Search for the title, and you will land in several sites, which will tell you the views of the author. In fact there may be hell lot of people who would tell you that one out performs the other. But in reality what does that mean ?. If one knows how to optimize the database server, the sql, and the code behind. The performance can be tuned to a factor that both are at par. Now that is a far fetched view. Just think of the real bare minimum hardware to handle 300 tables, with less than 50 having a million rows, and the rest having master data. The MsSQL server will need a min of dual core with 8G memory, whereas the mysql would run on a 2G Virtual Machine and even out perform the MsSQL server. Think of the SELECT …. LIMIT X,Y and the SELECT GROUP_CONCAT, the advantages when considering server side pagination as well as selections directly outputting JSON for ajax frontends.

Now if you think that is the limit, no, the DBA could even choose MyISAM for the master records, InnoDB for the transactional tables, and Memory for those tables which is needed only while system is running.
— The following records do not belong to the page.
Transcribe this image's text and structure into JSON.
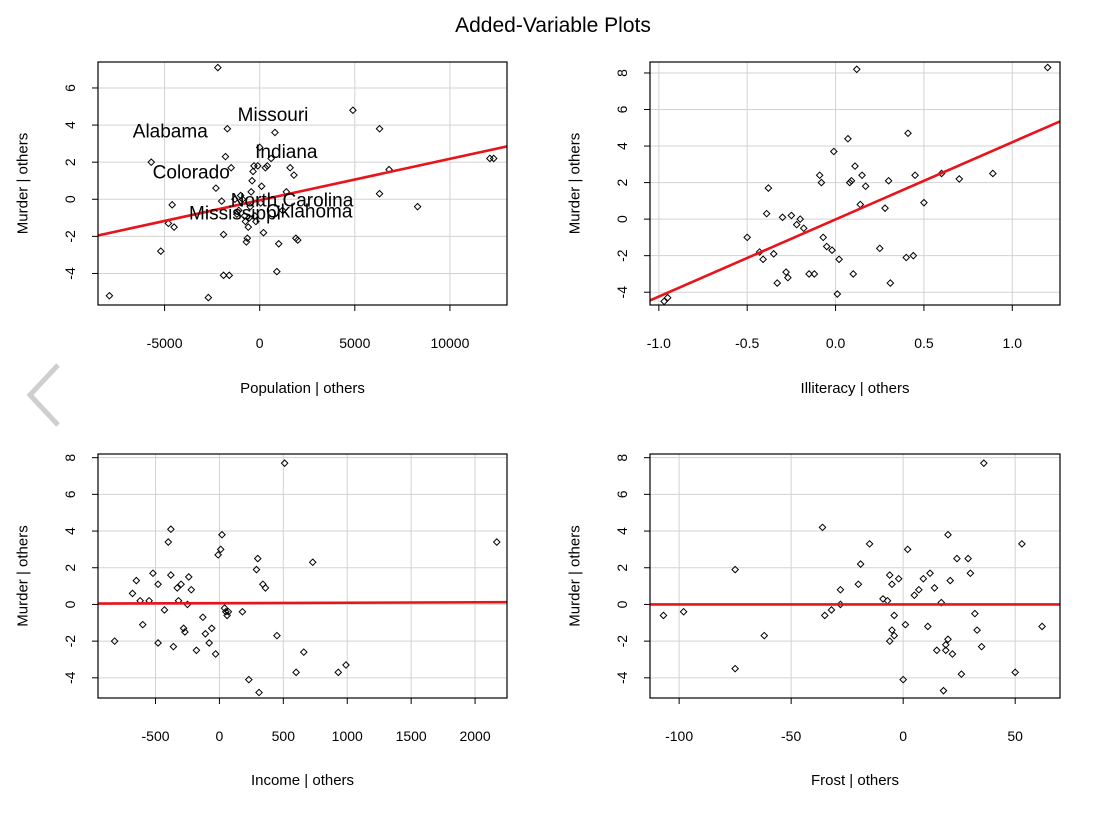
{
  "title": "Added-Variable Plots",
  "colors": {
    "fit_line": "#e8141b",
    "grid": "#d3d3d3",
    "points": "#000000",
    "nav_arrow": "#cfcfcf"
  },
  "icons": {
    "back": "chevron-left-icon"
  },
  "chart_data": [
    {
      "type": "scatter",
      "xlabel": "Population | others",
      "ylabel": "Murder  | others",
      "xlim": [
        -8500,
        13000
      ],
      "ylim": [
        -5.7,
        7.4
      ],
      "xticks": [
        -5000,
        0,
        5000,
        10000
      ],
      "yticks": [
        -4,
        -2,
        0,
        2,
        4,
        6
      ],
      "grid": true,
      "fit_line": [
        [
          -8500,
          -1.95
        ],
        [
          13000,
          2.85
        ]
      ],
      "points": [
        [
          -7900,
          -5.2
        ],
        [
          -5700,
          2
        ],
        [
          -5200,
          -2.8
        ],
        [
          -4800,
          -1.3
        ],
        [
          -4600,
          -0.3
        ],
        [
          -4500,
          -1.5
        ],
        [
          -2200,
          7.1
        ],
        [
          -2300,
          0.6
        ],
        [
          -2700,
          -5.3
        ],
        [
          -2000,
          -0.1
        ],
        [
          -1900,
          -1.9
        ],
        [
          -1900,
          -4.1
        ],
        [
          -1800,
          2.3
        ],
        [
          -1700,
          3.8
        ],
        [
          -1600,
          -4.1
        ],
        [
          -1500,
          1.7
        ],
        [
          -1300,
          0
        ],
        [
          -1200,
          -0.8
        ],
        [
          -1100,
          -0.6
        ],
        [
          -1000,
          0.2
        ],
        [
          -900,
          0
        ],
        [
          -800,
          -0.9
        ],
        [
          -750,
          -1.2
        ],
        [
          -700,
          -2.3
        ],
        [
          -650,
          -2.1
        ],
        [
          -600,
          -1.5
        ],
        [
          -550,
          -1
        ],
        [
          -500,
          -0.4
        ],
        [
          -450,
          0.4
        ],
        [
          -400,
          1
        ],
        [
          -350,
          1.5
        ],
        [
          -300,
          1.8
        ],
        [
          -250,
          -0.9
        ],
        [
          -200,
          -1.2
        ],
        [
          -100,
          1.8
        ],
        [
          0,
          2.8
        ],
        [
          50,
          -0.2
        ],
        [
          100,
          0.7
        ],
        [
          200,
          -1.8
        ],
        [
          300,
          1.7
        ],
        [
          400,
          1.8
        ],
        [
          600,
          2.2
        ],
        [
          800,
          3.6
        ],
        [
          900,
          -3.9
        ],
        [
          1000,
          -2.4
        ],
        [
          1200,
          -0.6
        ],
        [
          1400,
          0.4
        ],
        [
          1600,
          1.7
        ],
        [
          1800,
          1.3
        ],
        [
          1900,
          -2.1
        ],
        [
          2000,
          -2.2
        ],
        [
          4900,
          4.8
        ],
        [
          6300,
          3.8
        ],
        [
          6300,
          0.3
        ],
        [
          6800,
          1.6
        ],
        [
          8300,
          -0.4
        ],
        [
          12100,
          2.2
        ],
        [
          12300,
          2.2
        ]
      ],
      "annotations": [
        {
          "text": "Alabama",
          "x": -4700,
          "y": 3.7
        },
        {
          "text": "Missouri",
          "x": 700,
          "y": 4.6
        },
        {
          "text": "Indiana",
          "x": 1400,
          "y": 2.6
        },
        {
          "text": "Colorado",
          "x": -3600,
          "y": 1.5
        },
        {
          "text": "North Carolina",
          "x": 1700,
          "y": 0
        },
        {
          "text": "Oklahoma",
          "x": 2600,
          "y": -0.6
        },
        {
          "text": "Mississippi",
          "x": -1300,
          "y": -0.7
        }
      ]
    },
    {
      "type": "scatter",
      "xlabel": "Illiteracy | others",
      "ylabel": "Murder  | others",
      "xlim": [
        -1.05,
        1.27
      ],
      "ylim": [
        -4.7,
        8.6
      ],
      "xticks": [
        -1.0,
        -0.5,
        0.0,
        0.5,
        1.0
      ],
      "xtick_labels": [
        "-1.0",
        "-0.5",
        "0.0",
        "0.5",
        "1.0"
      ],
      "yticks": [
        -4,
        -2,
        0,
        2,
        4,
        6,
        8
      ],
      "grid": true,
      "fit_line": [
        [
          -1.05,
          -4.45
        ],
        [
          1.27,
          5.35
        ]
      ],
      "points": [
        [
          -0.97,
          -4.5
        ],
        [
          -0.95,
          -4.3
        ],
        [
          -0.5,
          -1
        ],
        [
          -0.43,
          -1.8
        ],
        [
          -0.41,
          -2.2
        ],
        [
          -0.39,
          0.3
        ],
        [
          -0.38,
          1.7
        ],
        [
          -0.35,
          -1.9
        ],
        [
          -0.33,
          -3.5
        ],
        [
          -0.3,
          0.1
        ],
        [
          -0.28,
          -2.9
        ],
        [
          -0.27,
          -3.2
        ],
        [
          -0.25,
          0.2
        ],
        [
          -0.22,
          -0.3
        ],
        [
          -0.2,
          0
        ],
        [
          -0.18,
          -0.5
        ],
        [
          -0.15,
          -3
        ],
        [
          -0.12,
          -3
        ],
        [
          -0.09,
          2.4
        ],
        [
          -0.08,
          2
        ],
        [
          -0.07,
          -1
        ],
        [
          -0.05,
          -1.5
        ],
        [
          -0.02,
          -1.7
        ],
        [
          -0.01,
          3.7
        ],
        [
          0.01,
          -4.1
        ],
        [
          0.02,
          -2.2
        ],
        [
          0.07,
          4.4
        ],
        [
          0.08,
          2
        ],
        [
          0.09,
          2.1
        ],
        [
          0.1,
          -3
        ],
        [
          0.11,
          2.9
        ],
        [
          0.12,
          8.2
        ],
        [
          0.14,
          0.8
        ],
        [
          0.15,
          2.4
        ],
        [
          0.17,
          1.8
        ],
        [
          0.25,
          -1.6
        ],
        [
          0.28,
          0.6
        ],
        [
          0.3,
          2.1
        ],
        [
          0.31,
          -3.5
        ],
        [
          0.4,
          -2.1
        ],
        [
          0.41,
          4.7
        ],
        [
          0.44,
          -2
        ],
        [
          0.45,
          2.4
        ],
        [
          0.5,
          0.9
        ],
        [
          0.6,
          2.5
        ],
        [
          0.7,
          2.2
        ],
        [
          0.89,
          2.5
        ],
        [
          1.2,
          8.3
        ]
      ]
    },
    {
      "type": "scatter",
      "xlabel": "Income | others",
      "ylabel": "Murder  | others",
      "xlim": [
        -950,
        2250
      ],
      "ylim": [
        -5.1,
        8.2
      ],
      "xticks": [
        -500,
        0,
        500,
        1000,
        1500,
        2000
      ],
      "yticks": [
        -4,
        -2,
        0,
        2,
        4,
        6,
        8
      ],
      "grid": true,
      "fit_line": [
        [
          -950,
          0.05
        ],
        [
          2250,
          0.12
        ]
      ],
      "points": [
        [
          -820,
          -2
        ],
        [
          -680,
          0.6
        ],
        [
          -650,
          1.3
        ],
        [
          -620,
          0.2
        ],
        [
          -600,
          -1.1
        ],
        [
          -550,
          0.2
        ],
        [
          -520,
          1.7
        ],
        [
          -480,
          1.1
        ],
        [
          -480,
          -2.1
        ],
        [
          -430,
          -0.3
        ],
        [
          -400,
          3.4
        ],
        [
          -380,
          4.1
        ],
        [
          -380,
          1.6
        ],
        [
          -360,
          -2.3
        ],
        [
          -330,
          0.9
        ],
        [
          -320,
          0.2
        ],
        [
          -300,
          1.1
        ],
        [
          -280,
          -1.3
        ],
        [
          -270,
          -1.5
        ],
        [
          -250,
          0
        ],
        [
          -240,
          1.5
        ],
        [
          -220,
          0.8
        ],
        [
          -180,
          -2.5
        ],
        [
          -130,
          -0.7
        ],
        [
          -110,
          -1.6
        ],
        [
          -80,
          -2.1
        ],
        [
          -60,
          -1.3
        ],
        [
          -30,
          -2.7
        ],
        [
          -10,
          2.7
        ],
        [
          10,
          3
        ],
        [
          20,
          3.8
        ],
        [
          40,
          -0.2
        ],
        [
          50,
          -0.4
        ],
        [
          60,
          -0.6
        ],
        [
          70,
          -0.4
        ],
        [
          180,
          -0.4
        ],
        [
          230,
          -4.1
        ],
        [
          290,
          1.9
        ],
        [
          300,
          2.5
        ],
        [
          310,
          -4.8
        ],
        [
          340,
          1.1
        ],
        [
          360,
          0.9
        ],
        [
          450,
          -1.7
        ],
        [
          510,
          7.7
        ],
        [
          600,
          -3.7
        ],
        [
          660,
          -2.6
        ],
        [
          730,
          2.3
        ],
        [
          930,
          -3.7
        ],
        [
          990,
          -3.3
        ],
        [
          2170,
          3.4
        ]
      ]
    },
    {
      "type": "scatter",
      "xlabel": "Frost | others",
      "ylabel": "Murder  | others",
      "xlim": [
        -113,
        70
      ],
      "ylim": [
        -5.1,
        8.2
      ],
      "xticks": [
        -100,
        -50,
        0,
        50
      ],
      "yticks": [
        -4,
        -2,
        0,
        2,
        4,
        6,
        8
      ],
      "grid": true,
      "fit_line": [
        [
          -113,
          0
        ],
        [
          70,
          0
        ]
      ],
      "points": [
        [
          -107,
          -0.6
        ],
        [
          -98,
          -0.4
        ],
        [
          -75,
          1.9
        ],
        [
          -75,
          -3.5
        ],
        [
          -62,
          -1.7
        ],
        [
          -36,
          4.2
        ],
        [
          -35,
          -0.6
        ],
        [
          -32,
          -0.3
        ],
        [
          -28,
          0
        ],
        [
          -28,
          0.8
        ],
        [
          -20,
          1.1
        ],
        [
          -19,
          2.2
        ],
        [
          -15,
          3.3
        ],
        [
          -9,
          0.3
        ],
        [
          -7,
          0.2
        ],
        [
          -6,
          1.6
        ],
        [
          -6,
          -2
        ],
        [
          -5,
          1.1
        ],
        [
          -5,
          -1.4
        ],
        [
          -4,
          -0.6
        ],
        [
          -4,
          -1.7
        ],
        [
          -2,
          1.4
        ],
        [
          0,
          -4.1
        ],
        [
          1,
          -1.1
        ],
        [
          2,
          3
        ],
        [
          5,
          0.5
        ],
        [
          7,
          0.8
        ],
        [
          9,
          1.4
        ],
        [
          11,
          -1.2
        ],
        [
          12,
          1.7
        ],
        [
          14,
          0.9
        ],
        [
          15,
          -2.5
        ],
        [
          17,
          0.1
        ],
        [
          18,
          -4.7
        ],
        [
          19,
          -2.2
        ],
        [
          19,
          -2.5
        ],
        [
          20,
          3.8
        ],
        [
          20,
          -1.9
        ],
        [
          21,
          1.3
        ],
        [
          22,
          -2.7
        ],
        [
          24,
          2.5
        ],
        [
          26,
          -3.8
        ],
        [
          29,
          2.5
        ],
        [
          30,
          1.7
        ],
        [
          32,
          -0.5
        ],
        [
          33,
          -1.4
        ],
        [
          35,
          -2.3
        ],
        [
          36,
          7.7
        ],
        [
          50,
          -3.7
        ],
        [
          53,
          3.3
        ],
        [
          62,
          -1.2
        ]
      ]
    }
  ]
}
Also tweaks like Query Cache, Read Buffer Size, Index Size, Temp Table size etc would affect the performance heavily. One should not forget running the server on a linux os, will help by reducing the overheads of the hardware by providing socket communications for host only traffic, large filesystem for data intensive partitions, and continuous running for long periods. I have run servers for more than a couple of years without restart.

The pagination part in MsSQL is not exactly of my taste, though I agree that it may be due to the fact that I am familiar with the other piece of code. Just see the reference on Planet Source Code, which tells us aloud that before he arrived at the highlighted piece of code, he too used to transfer the whole load of junk and rely on the adodb to handle his paging. The typical M$ way of leading people and make cabbage out of good minds.

I am quite confident about my claims above, and that I have proven through a live product. Our developers are maintaining and developing using mysql and php on a Linux platform, demo servers running lighttpd, fastcgi, php and mysql. The release and patches are deployed onto our client’s environment which uses Windows 2003, IIS 6.0 and MsSQL 2005. I dont do any kind of code rewrite, just maintain the functions in different environment, but all the queries are rewritten using regular expressions, and static replaces. The system took about three months to stabilize, but now the whole of our team (Ratheesh, Anju, Divya, Anand, Lakshmi and myself) are rejoicing that the system is stable. There are others too, whose names I left out without intension, though cannot be forgotten.